La obra se mueve en un constante ir y venir de sensaciones y de palabras y silencios entre los dos personajes. Cerrado en sus propios límites, el drama sólo puede acoger a una tercera persona: el marido. Y ocurre ante los ojos de una testigo: la secretaria, también heredada de la época del padre. Las confidencias son pudorosas, ocultan y desvelan, con muy pocas palabras, toda una historia del desamor. Y sin embargo, es un film realista. La poética se desprende de él y nos envuelve, pero no por idealización, sino por decoro del dolor, de las lágrimas, del ansia de amar. Pero todo es silencioso. Paradójicamente, todo el subsuelo de la película es silencioso, no elocuente. Y ésa es su poesía, como en “El marido de la peluquera” el amor que vemos surgir , la necesidad del otro, ocurre en silencio ante nuestros ojos, sin ser mancillado por las palabras banales, o por los gestos innecesarios. Los gestos son mínimos: nos encontramos ante dos personas, dos personajes, dos actores. El interés reside en ese dueto clásico: el de un hombre y una mujer que se relacionan con palabras, con silencios, con expectativas y con dudas. El drama interior reducido a la mínima expresión ¿o a la máxima?

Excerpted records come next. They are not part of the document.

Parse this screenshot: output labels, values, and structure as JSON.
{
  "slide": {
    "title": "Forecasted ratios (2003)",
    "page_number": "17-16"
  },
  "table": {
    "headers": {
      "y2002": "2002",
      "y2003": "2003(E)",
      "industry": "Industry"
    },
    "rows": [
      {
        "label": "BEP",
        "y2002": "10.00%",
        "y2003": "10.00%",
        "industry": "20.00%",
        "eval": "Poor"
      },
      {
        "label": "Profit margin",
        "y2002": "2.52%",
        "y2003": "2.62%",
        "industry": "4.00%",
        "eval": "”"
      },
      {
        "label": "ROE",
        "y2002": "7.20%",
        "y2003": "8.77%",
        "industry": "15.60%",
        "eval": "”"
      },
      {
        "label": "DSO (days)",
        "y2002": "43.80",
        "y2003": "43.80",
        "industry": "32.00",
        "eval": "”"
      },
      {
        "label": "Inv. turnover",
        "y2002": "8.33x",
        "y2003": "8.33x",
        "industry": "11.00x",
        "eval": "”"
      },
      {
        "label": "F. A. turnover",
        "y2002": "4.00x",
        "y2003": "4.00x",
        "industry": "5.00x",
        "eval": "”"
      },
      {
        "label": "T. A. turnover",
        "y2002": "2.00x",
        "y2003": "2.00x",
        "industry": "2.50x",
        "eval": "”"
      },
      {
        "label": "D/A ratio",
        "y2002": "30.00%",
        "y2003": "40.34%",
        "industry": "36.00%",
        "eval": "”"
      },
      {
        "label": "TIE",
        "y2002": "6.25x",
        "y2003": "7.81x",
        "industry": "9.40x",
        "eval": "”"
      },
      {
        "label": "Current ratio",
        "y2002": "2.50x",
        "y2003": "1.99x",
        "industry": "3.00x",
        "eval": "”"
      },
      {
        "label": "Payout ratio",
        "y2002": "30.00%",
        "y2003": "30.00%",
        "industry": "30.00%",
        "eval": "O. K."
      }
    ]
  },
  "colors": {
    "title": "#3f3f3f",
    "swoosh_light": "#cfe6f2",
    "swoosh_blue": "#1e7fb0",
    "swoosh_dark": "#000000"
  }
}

Sandrinne Bonnaire y Fabricio Luchini. Ella, dura y seductora, irritada o nerviosa, solitaria y buscando consuelo. Bella sin hermosura. La que con su confusión derecha-izquierda irrumpe en la vida de William para transformarla. Y Luchini, atónito, molesto, inseguro, desvalido, expectante, desconfiado, maniático, depresivo, triste, que se pone en marcha en el momento en que regala el cuadro heredado a su exmujer, Jeanne. Con el cuadro, se desprende de todo su pasado y del pasado del padre. Comienza a avanzar. Y avanza hacia ella cuando ella se marcha. Porque ahora, la vida de él es ella. Y para encontrarla debe dejarlo todo, incluso a sí mismo, a ese yo inmóvil, serio, infantil, resignado.
La película no trata tanto de las confidencias de Anne, como de la transformación de William.
La luz gris azulosa de la primera parte del film se debe tornar luz radiante, blanca, amarilla. Los abrigos e impermeables deben dejar paso a la ligereza de los vestidos y camisas del verano. El París triste y lluvioso debe dejar paso al Mediodía. El despacho y lo que significa debe ser abandonado: una nueva vida. Para los dos. Eduardo Serra imprime estilo en este cambio de escenario, con su cambio de luz, su cambio anímico, subrayando con la luz y el color el paso de la soledad a la compañía, de la duda a la certeza, de la desesperanza a la esperanza. Pero no hay un guiño al erotismo: hablamos de algo más profundo. El abrazo se superpone a los créditos finales, pudoroso. La historia que se quería contar era una historia interior. Y lo que viene ya es otra película."